第8話贅沢な一品

午後6時になった。

カフェ・ルミエールは、午前9時からの盛況を極める喫茶部とは異なり、いつものしっとりとした大人のバーに変わっている。


「お疲れさま、少し飲んで帰るかい?」

ようやく喫茶部の仕事を終えた洋子にマスターが声をかけた。


洋子もうれしそうな顔を見せる。

「あら・・・マスターのお酒が飲めるの?」


涼子も洋子に声をかける。

「マスターが作ってみたい・・・料理とは言えない程のものがあるみたいなの」

涼子は、少し含み笑いをしている。


「へえ・・・横浜ニューグランドホテル仕込みのマスターが?」

洋子には、かつての名シェフが「料理とは言えない程」のものを作るなど、全く想像もつかない。

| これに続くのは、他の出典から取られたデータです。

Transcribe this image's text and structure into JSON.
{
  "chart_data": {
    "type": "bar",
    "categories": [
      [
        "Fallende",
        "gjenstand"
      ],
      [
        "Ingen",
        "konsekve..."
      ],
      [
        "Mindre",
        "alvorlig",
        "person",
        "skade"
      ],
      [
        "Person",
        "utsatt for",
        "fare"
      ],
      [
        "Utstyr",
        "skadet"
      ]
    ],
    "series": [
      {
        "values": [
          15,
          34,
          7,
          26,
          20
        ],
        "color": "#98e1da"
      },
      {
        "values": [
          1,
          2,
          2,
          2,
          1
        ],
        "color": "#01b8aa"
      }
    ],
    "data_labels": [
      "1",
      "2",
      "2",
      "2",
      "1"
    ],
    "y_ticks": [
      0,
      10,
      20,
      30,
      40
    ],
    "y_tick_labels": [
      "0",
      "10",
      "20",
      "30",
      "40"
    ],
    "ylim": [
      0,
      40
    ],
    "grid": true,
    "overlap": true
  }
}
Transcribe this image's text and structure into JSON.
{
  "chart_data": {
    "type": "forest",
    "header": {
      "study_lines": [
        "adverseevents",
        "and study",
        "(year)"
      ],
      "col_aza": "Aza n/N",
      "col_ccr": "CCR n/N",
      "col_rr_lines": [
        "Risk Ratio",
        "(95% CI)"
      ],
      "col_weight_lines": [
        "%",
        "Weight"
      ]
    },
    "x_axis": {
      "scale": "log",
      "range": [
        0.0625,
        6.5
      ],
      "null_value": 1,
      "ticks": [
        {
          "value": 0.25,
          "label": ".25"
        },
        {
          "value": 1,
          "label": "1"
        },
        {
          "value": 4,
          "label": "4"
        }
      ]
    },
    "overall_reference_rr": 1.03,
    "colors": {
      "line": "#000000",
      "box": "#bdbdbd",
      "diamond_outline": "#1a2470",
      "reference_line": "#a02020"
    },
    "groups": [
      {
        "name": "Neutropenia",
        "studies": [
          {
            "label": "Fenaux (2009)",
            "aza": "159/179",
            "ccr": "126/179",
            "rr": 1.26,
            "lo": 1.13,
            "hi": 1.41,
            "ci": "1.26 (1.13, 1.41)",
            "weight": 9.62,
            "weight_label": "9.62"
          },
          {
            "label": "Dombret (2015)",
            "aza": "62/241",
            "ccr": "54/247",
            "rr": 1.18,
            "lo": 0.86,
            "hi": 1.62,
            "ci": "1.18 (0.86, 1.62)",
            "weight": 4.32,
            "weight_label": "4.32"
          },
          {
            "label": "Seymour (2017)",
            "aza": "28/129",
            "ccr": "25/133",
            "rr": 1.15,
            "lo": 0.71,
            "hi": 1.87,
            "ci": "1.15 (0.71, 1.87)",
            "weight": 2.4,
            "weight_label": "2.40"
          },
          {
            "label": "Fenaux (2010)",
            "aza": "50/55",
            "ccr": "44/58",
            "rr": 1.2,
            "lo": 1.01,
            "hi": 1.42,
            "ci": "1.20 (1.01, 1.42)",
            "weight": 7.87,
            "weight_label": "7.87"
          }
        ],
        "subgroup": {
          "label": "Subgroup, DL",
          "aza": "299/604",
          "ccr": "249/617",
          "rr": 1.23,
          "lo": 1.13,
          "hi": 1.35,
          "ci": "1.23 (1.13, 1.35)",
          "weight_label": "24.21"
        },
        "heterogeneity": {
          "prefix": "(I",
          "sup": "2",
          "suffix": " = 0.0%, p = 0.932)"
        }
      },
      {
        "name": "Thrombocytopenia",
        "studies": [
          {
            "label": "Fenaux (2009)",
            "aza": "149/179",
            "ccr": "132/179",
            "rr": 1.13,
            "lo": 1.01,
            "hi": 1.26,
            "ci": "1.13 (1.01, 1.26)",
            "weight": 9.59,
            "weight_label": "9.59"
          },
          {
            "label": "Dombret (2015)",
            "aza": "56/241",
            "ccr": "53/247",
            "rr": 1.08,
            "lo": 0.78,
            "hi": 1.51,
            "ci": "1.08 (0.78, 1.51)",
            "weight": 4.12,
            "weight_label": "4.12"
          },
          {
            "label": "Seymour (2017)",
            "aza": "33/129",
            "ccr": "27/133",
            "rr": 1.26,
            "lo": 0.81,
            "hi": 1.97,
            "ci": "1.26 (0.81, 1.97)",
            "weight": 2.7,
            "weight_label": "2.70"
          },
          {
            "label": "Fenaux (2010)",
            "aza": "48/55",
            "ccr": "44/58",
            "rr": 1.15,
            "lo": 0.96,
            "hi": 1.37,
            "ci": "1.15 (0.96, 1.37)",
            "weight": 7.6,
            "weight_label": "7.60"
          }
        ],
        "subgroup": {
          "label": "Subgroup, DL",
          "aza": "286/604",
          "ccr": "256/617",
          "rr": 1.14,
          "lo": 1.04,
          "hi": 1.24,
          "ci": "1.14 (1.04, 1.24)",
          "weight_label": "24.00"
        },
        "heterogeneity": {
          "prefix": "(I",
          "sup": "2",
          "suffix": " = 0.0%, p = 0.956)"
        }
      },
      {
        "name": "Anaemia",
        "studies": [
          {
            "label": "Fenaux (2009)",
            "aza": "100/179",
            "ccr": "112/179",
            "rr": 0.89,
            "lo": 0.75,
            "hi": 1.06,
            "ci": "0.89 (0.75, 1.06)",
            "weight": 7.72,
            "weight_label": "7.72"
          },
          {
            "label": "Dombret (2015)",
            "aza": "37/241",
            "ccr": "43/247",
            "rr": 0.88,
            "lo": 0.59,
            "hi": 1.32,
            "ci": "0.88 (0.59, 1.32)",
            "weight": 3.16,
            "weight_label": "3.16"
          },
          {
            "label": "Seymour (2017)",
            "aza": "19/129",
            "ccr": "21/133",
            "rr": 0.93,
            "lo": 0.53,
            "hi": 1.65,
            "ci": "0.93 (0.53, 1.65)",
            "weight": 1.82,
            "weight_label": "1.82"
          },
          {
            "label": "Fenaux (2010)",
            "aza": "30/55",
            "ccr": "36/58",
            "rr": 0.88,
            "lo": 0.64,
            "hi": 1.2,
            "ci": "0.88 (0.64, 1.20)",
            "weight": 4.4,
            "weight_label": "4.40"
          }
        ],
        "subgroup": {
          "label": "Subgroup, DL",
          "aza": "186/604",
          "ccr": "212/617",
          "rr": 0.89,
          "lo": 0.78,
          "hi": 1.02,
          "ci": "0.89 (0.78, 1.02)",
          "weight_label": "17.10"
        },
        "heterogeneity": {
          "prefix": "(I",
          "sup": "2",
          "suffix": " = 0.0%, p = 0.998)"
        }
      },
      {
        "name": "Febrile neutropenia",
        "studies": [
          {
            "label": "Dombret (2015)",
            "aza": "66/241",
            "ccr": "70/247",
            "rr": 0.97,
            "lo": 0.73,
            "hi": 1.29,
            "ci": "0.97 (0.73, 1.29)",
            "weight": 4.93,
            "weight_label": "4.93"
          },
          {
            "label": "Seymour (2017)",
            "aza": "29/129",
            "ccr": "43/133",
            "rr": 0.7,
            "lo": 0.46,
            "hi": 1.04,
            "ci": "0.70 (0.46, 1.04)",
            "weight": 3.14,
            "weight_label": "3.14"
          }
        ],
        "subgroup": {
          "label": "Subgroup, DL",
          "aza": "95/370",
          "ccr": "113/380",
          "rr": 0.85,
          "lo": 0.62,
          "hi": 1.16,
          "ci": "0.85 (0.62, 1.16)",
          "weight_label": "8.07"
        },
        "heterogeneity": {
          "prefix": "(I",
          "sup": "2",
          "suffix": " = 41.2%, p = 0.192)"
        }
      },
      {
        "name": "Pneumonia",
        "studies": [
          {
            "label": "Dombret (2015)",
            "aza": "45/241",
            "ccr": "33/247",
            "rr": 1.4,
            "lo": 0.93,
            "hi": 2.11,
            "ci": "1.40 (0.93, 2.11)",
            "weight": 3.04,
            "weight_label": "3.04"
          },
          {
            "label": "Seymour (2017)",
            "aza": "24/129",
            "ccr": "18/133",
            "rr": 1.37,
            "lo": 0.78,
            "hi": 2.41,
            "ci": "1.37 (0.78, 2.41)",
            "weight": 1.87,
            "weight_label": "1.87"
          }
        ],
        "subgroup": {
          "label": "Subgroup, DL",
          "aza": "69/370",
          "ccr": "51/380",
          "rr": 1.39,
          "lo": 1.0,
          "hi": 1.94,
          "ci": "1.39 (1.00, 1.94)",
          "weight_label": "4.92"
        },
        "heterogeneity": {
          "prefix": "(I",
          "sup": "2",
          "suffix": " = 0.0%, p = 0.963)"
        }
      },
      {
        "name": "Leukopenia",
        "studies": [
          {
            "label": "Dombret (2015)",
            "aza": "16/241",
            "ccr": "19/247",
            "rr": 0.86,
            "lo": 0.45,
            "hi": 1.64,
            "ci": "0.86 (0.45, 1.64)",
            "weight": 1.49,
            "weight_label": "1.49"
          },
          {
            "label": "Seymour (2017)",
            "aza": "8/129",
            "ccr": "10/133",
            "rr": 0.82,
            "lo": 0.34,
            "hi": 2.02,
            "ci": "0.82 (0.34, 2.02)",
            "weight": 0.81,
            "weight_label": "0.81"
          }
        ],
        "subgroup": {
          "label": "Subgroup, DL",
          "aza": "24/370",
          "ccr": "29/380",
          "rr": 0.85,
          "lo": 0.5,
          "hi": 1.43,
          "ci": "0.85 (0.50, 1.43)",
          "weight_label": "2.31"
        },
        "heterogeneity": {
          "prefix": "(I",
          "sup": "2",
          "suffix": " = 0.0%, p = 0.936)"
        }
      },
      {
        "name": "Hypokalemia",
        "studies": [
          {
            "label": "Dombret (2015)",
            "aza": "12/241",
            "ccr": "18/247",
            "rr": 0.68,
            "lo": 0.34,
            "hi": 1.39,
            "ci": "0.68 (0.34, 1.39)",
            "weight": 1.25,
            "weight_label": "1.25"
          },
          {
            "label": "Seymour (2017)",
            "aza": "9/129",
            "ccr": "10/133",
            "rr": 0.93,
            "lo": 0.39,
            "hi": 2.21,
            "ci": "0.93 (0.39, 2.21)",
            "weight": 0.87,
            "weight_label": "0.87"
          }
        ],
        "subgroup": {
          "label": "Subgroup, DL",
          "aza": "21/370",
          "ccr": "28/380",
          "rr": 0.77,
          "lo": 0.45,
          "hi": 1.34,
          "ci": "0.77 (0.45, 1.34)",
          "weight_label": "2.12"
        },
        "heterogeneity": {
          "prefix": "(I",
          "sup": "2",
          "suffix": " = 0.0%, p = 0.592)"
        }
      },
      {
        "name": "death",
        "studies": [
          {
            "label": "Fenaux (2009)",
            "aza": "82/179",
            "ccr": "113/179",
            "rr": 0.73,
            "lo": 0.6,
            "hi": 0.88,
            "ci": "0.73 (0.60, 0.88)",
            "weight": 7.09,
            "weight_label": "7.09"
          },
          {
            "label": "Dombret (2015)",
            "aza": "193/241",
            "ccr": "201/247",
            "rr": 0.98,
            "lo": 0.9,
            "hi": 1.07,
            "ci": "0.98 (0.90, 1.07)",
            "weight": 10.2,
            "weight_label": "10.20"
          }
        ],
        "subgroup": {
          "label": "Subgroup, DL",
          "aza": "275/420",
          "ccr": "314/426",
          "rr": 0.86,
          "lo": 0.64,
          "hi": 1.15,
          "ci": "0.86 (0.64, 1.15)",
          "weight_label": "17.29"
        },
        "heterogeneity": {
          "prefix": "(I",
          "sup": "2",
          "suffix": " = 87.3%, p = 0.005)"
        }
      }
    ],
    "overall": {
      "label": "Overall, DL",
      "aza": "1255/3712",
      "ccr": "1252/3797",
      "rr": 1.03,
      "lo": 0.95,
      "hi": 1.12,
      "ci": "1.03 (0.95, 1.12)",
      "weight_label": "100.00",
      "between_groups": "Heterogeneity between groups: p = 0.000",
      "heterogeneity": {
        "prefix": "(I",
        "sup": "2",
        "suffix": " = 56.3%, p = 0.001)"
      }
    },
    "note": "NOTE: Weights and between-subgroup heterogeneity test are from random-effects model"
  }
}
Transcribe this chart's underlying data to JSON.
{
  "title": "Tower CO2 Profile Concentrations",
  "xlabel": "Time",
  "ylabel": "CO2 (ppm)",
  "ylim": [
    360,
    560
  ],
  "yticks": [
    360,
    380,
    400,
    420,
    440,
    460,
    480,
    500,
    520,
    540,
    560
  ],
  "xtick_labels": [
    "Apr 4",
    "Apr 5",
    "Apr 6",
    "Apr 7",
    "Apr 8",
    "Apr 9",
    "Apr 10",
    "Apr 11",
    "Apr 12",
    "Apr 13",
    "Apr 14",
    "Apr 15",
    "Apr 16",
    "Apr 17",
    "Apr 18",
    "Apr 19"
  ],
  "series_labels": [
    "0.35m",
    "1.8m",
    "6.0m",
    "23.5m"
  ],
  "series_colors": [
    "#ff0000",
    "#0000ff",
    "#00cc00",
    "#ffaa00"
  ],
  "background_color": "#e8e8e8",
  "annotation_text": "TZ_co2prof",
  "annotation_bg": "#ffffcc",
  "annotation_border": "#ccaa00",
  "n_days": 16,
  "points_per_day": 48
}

「ねえ・・・私も昨日聞いて、まさかと思ったんだけど」

涼子は水割りを洋子の前に置いた。


そこまで言われ、お酒をおかれると、洋子としては断る理由もない。

「じゃあ、遠慮なく・・・」

「オールドパー・・・美味しい」

洋子の身体に絶妙なオールドパーが沁み込んでいく。


「それじゃあ、それを飲んでいてくれ、すぐ作るよ」

マスターも含み笑い、キッチンに消えた。


「うーん・・・ますます、わからないなあ・・・」

「オールドパーは美味しいけれど」

洋子は、最初は首を傾げていた。

しかし、すぐに顔色が変わった。


「え?何?この香ばしさ!」

「うわーーー店中に・・・」

「お客さんたち・・・目の色が変わっているし!」

洋子が感じた通り、店内全体に漂う香ばしさは半端じゃない。


そしてマスターは言葉通り、「すぐに」「料理とは言えない程」のものを持ってきた。


「え?バターピーナッツでしょ?」

「これ、今、手作りしたんだ」

「それでかあ・・・まあ、取りあえず食味」

マスターが持ってきたのは、確かに単純極まるバターピーナッツだった。

それなら、マスターが「料理とは言えない程」と言うのも、納得できるのだが・・・


しかし、一粒を口に入れた洋子の目がパッと開いた。

そして、興奮している。


「上手過ぎ!この加減!そして落花生と・・・」

「・・・え?もしかして?」

洋子は、少し気がついたことがあるらしい。

マスターの顔を見た。


「うん、落花生は地元産」

「バターは、洋子さんの思った通りさ」

「史君が作ったフレッシュバターを使ってみた」

マスターはここでやっと種明かし。


「うわーーー!地元産の落花生使って、フレッシュバターでバターピーナッツなんて贅沢過ぎ・・・いやーーーこれは幸せだ」

「それに、もう止まらなくなってきちゃった」

洋子は、確かに食べ続けている。


「そうかい、それじゃあ、新メニューにするかな」

マスターは涼子の顔を見た。

涼子は何も言わず、ニッコリ。


「少し余分に作ったの」

涼子は、全員のお客に「新メニュー:フレッシュバターのバターピーナッツ」を配っている。


「肩書とか経歴が美味しいわけじゃない、食べてみて、飲んでみてなのさ」

マスターは、ポツンとつぶやいた。


「その通り・・・この店に来てよかった」

「誘ってくれてありがとう・・・」

洋子は、少し涙顔。


涼子が戻って来た。

そして洋子を見て、マスターに一言。

「私以外の女を泣かせないでください」


「・・・もう一品作るかな・・・」

マスターは、いたたまれなくなったようだ。

肩をすくませながら、キッチンに消えた。